Glossary

Cluster Creation

A fuzzy comparison of all records in a database with all others is impossible because the number of the individual comparisons would quickly reach an astronomical figure.

Any software for duplicate searches must perform a pre-selection, in which data sets are grouped in blocks which are appropriate for performing fuzzy comparison.

FuzzyDupes uses a method for cluster creation, which calculates reliable and small clusters very fast. The method is based on N-Grams, that are small partial strings, which the program can process very efficiently.

This method is mathematically exact and the cluster size can be freely adjusted. The current, average and maximal cluster size are displayed during the duplicate search.

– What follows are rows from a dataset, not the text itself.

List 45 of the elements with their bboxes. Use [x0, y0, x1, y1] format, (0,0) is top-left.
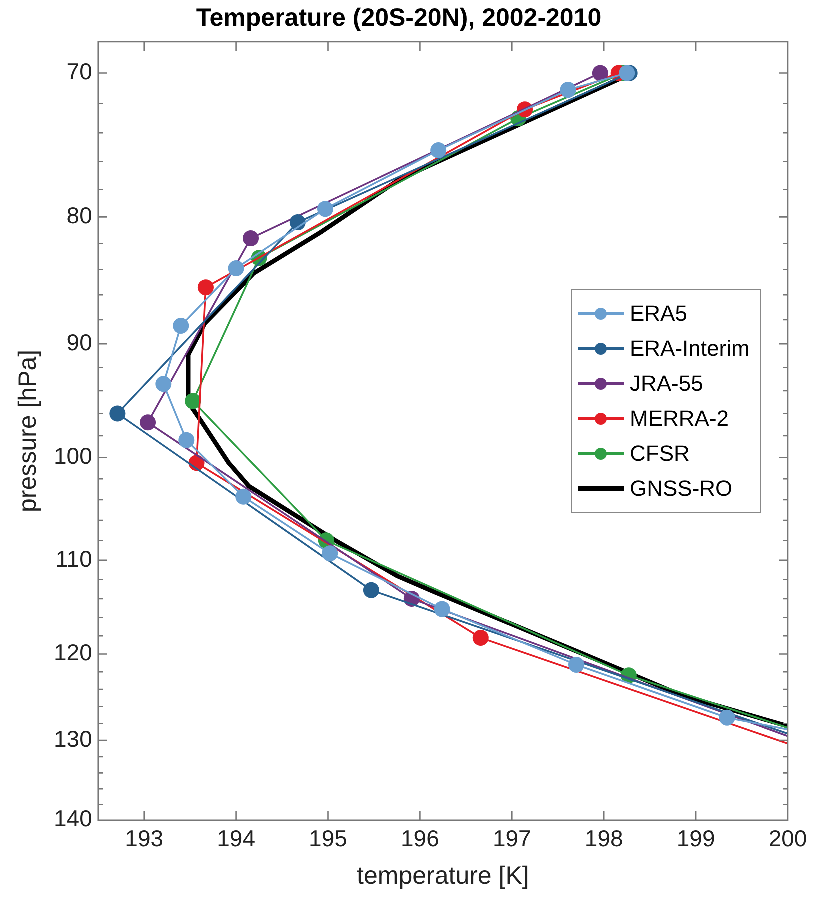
point — [198, 280, 214, 296]
y-tick-label: 130 — [54, 726, 92, 752]
x-axis-title: temperature [K] — [357, 862, 530, 890]
y-axis-title: pressure [hPa] — [14, 350, 42, 512]
point — [322, 546, 338, 562]
point — [178, 432, 195, 448]
chart-title: Temperature (20S-20N), 2002-2010 — [196, 4, 602, 32]
x-tick-label: 196 — [401, 826, 440, 852]
y-tick-label: 70 — [66, 58, 92, 85]
point — [430, 142, 447, 158]
point — [317, 201, 334, 218]
point — [243, 230, 260, 247]
legend-label: JRA-55 — [630, 370, 704, 398]
point — [472, 630, 489, 646]
y-tick-label: 120 — [54, 640, 92, 666]
y-tick-label: 100 — [54, 443, 92, 470]
point — [568, 656, 585, 673]
point — [173, 318, 190, 334]
x-tick-label: 195 — [309, 826, 348, 852]
point — [236, 488, 252, 505]
point — [156, 376, 172, 392]
point — [434, 601, 450, 618]
point — [560, 82, 576, 98]
x-tick-label: 199 — [676, 826, 716, 852]
point — [719, 710, 736, 726]
x-tick-label: 200 — [768, 826, 808, 852]
legend-label: CFSR — [630, 440, 690, 468]
legend-label: GNSS-RO — [630, 475, 733, 504]
x-tick-label: 193 — [125, 826, 164, 852]
point — [592, 65, 608, 82]
legend-label: ERA5 — [630, 300, 688, 328]
point — [140, 414, 156, 431]
x-tick-label: 194 — [217, 826, 256, 852]
point — [228, 260, 244, 276]
point — [363, 582, 380, 598]
y-tick-label: 140 — [54, 806, 92, 832]
legend-label: MERRA-2 — [630, 405, 730, 434]
x-tick-label: 198 — [584, 826, 624, 852]
y-tick-label: 110 — [56, 546, 92, 572]
point — [185, 393, 202, 410]
point — [110, 406, 126, 422]
legend-label: ERA-Interim — [630, 335, 750, 364]
x-tick-label: 197 — [492, 826, 532, 852]
y-tick-label: 90 — [66, 329, 92, 356]
y-tick-label: 80 — [66, 202, 92, 229]
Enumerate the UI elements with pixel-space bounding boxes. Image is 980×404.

You should experiment a little with different cluster columns or thresholds to see, if you can still improve the results.

Normalization

Before the strings of the individual columns can undergo the fuzzy comparison process, the data is (temporarily, in memory) normalized. Here special characters and umlauts are replaced and many normal abbreviations and spellings are transformed. (e.g. street -> st.)

Fuzzy comparison

Here the correspondence (in percent) between individual columns is calculated with suitable algorithms. This is used to calculate (taking different weightings into consideration), the average correspondence.

Several different pattern-matching algorithms exist which are more or less well-suited for this purpose. Every duplicate software maker implements his own process. A well-suited process should be able to deal well with permutations of characters in order to achieve a high selectivity.

If, at the end, the correspondence (in percentage) lies over the established threshold value, these records are marked at duplicates. (they get the same fuzzydupes_ID).

Selectivity

The quality of a duplicate search is not only measured by how many duplicates are discovered, but also by how reliable the result is, or how many false duplicates are found.

Also important is the influence changes in the threshold value have on the search result. It would be disadvantageous if small changes in the threshold value led to drastic differences in the search result and if the selectivity was negatively influenced by lower threshold values.

You will soon realize that in FuzzyDupes the threshold value has no significant influence on the search result (perhaps tiny differences in the value after the decimal point). Even with lower threshold values, FuzzyDupes achieve a very good degree of selectivity.